De angst onder de mensen kan hij begrijpen, minder geduld heeft hij met wat hij noemt de „slaafse mentaliteit” van de Indiërs, vooral als het gaat om hun opstelling tegenover de autoriteiten. „Als blinde word ik 24 uur per dag gediscrimineerd, maar ik laat me daardoor niet binden, ik doe mijn mond wel open.”
Dat zouden er meer moeten doen, vindt hij, nu overduidelijk blijkt hoe de overheid tekortschiet in hulpverlening. „De vissers zijn alles kwijt, zitten zonder inkomen en wachten op financiële steun om netten en boten te kopen.” Maar het geld dat de centrale regering in New Delhi naar de deelstaatregering van Tamil Nadu heeft doorgesluisd, komt maar moeizaam en gedeeltelijk bij de getroffen bevolking terecht, weet Sourav. Politieke partijen vechten om de fondsen om ze in te zetten als politieke campagnegelden, en ook ambtenaren pikken graag een financieel graantje mee - zo vaak komt het niet voor dat ze gemakkelijk aan geld kunnen komen.

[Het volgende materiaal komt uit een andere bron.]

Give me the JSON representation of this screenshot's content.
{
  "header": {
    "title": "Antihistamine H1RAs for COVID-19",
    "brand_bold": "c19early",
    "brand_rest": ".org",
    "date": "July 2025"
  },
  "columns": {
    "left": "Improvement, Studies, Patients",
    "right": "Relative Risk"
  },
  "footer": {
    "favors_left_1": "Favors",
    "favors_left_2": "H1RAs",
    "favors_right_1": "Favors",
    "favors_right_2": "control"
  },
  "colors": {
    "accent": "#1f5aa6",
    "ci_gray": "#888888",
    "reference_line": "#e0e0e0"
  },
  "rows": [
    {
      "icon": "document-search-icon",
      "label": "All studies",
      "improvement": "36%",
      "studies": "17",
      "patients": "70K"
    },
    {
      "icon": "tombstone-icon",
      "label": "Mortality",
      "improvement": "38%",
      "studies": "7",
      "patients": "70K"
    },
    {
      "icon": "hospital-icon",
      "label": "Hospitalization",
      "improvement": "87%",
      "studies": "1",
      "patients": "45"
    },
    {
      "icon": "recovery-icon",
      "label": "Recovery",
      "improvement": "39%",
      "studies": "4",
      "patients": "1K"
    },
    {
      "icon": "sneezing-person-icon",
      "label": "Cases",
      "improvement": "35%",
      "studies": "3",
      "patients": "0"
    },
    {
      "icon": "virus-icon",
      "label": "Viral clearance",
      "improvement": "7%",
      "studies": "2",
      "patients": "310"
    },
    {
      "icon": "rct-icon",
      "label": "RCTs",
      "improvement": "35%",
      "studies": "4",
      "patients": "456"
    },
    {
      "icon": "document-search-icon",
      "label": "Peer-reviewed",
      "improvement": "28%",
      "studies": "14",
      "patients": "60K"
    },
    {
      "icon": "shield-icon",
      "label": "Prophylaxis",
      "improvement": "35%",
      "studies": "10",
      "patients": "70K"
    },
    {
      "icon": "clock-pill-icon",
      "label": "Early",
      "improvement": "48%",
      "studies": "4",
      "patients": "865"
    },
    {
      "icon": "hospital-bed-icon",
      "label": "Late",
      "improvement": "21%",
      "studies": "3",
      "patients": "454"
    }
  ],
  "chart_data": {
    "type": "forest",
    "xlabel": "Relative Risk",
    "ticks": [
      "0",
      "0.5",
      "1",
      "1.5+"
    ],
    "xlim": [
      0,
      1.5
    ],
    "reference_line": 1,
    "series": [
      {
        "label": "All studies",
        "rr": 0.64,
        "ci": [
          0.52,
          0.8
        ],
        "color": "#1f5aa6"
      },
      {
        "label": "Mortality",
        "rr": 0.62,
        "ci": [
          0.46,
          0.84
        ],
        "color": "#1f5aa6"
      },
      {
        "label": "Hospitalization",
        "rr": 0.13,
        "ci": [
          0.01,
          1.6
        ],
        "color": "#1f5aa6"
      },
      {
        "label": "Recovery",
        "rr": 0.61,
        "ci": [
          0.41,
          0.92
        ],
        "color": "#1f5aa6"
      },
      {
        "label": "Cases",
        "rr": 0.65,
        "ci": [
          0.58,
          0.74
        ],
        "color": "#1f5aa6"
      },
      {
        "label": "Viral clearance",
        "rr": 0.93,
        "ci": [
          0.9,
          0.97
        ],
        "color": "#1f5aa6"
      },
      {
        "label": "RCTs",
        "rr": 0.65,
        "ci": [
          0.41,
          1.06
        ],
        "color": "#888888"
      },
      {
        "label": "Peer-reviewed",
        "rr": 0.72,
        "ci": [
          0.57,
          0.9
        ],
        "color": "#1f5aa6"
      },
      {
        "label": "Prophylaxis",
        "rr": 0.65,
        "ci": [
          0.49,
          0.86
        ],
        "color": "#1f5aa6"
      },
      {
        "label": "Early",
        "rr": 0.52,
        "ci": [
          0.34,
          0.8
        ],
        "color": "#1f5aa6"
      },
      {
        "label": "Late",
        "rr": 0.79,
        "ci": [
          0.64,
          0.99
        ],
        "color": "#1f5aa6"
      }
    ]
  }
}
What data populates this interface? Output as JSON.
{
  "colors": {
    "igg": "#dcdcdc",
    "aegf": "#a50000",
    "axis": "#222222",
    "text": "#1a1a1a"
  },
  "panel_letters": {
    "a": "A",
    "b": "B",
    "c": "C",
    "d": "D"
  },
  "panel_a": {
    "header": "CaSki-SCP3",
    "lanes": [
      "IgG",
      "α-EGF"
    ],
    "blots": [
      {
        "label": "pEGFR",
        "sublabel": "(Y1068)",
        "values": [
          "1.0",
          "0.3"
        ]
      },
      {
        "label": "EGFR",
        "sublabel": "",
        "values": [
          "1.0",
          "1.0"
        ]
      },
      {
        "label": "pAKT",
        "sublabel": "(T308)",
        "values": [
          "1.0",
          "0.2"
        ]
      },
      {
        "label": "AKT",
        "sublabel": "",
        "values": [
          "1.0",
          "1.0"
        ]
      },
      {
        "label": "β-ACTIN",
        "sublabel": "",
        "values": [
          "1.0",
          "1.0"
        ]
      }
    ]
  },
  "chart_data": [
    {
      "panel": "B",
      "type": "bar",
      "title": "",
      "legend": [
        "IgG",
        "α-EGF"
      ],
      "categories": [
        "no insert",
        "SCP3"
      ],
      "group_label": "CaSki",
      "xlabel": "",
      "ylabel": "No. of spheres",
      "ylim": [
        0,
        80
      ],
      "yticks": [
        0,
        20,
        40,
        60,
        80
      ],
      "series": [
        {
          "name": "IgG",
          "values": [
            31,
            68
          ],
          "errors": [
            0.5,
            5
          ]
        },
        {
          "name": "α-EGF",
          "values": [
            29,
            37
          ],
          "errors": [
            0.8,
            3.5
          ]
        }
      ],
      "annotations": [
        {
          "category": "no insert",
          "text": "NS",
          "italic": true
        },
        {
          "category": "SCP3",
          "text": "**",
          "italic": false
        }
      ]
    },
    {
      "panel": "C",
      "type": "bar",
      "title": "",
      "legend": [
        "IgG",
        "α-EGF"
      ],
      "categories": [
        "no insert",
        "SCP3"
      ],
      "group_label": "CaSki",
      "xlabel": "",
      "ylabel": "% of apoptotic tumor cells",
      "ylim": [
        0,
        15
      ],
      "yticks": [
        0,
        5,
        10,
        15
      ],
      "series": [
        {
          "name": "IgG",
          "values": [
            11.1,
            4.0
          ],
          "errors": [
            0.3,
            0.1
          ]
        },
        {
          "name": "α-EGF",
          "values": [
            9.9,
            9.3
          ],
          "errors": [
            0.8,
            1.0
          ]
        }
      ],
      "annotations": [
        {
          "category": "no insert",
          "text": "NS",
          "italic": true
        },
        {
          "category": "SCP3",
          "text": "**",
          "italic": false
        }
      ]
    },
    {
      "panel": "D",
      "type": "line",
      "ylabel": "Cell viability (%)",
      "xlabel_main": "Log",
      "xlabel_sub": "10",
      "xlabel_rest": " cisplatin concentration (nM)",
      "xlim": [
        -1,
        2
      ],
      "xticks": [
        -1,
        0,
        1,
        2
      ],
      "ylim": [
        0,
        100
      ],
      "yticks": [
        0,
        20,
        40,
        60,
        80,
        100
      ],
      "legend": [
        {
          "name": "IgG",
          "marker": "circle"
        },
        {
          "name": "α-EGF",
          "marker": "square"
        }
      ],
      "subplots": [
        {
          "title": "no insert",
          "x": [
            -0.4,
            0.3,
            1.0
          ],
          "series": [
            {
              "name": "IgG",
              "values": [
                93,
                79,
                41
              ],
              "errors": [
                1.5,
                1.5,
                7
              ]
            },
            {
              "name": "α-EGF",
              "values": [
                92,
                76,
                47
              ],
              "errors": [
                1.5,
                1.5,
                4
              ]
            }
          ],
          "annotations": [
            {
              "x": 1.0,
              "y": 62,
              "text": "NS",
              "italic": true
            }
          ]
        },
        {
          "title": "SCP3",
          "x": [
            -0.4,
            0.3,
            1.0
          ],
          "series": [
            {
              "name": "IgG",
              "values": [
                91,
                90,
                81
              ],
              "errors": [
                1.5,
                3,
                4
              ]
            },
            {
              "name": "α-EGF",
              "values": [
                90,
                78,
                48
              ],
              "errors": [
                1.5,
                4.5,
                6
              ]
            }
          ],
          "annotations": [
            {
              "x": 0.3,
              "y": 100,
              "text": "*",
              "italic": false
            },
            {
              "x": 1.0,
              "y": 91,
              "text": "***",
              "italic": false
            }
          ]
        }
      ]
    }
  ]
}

Sourav heeft daarom al zijn hoop op de ngo’s -particuliere hulporganisaties als de HBI- gericht, omdat die direct zonder tussenkomst van de overheid zakendoen met de vissersbevolking. Als we het gesprek beëindigen lijkt hij plots te beseffen een wel erg negatief beeld van zijn landgenoten te hebben geschetst. „Indiërs zijn goede overlevers, ze kunnen wel wat hebben, hoor. Kun je je het bijvoorbeeld indenken dat hier bedelaars zijn geweest om geld te geven? Dat hadden ze eerst bij elkaar gebedeld!”
En terwijl hij aan de arm van een begeleidster het strand afloopt, kan hij het niet laten nog een enkel visionair denkbeeld achter te laten. „Westerlingen, dat zijn pas slappelingen. Jullie kunnen direct naar de psychiater zodra jullie iets schokkends hebben meegemaakt.” En met een glimlach schuifelt hij verder, zijn blindenstok heen en weer tikkend op het schelpenstrand.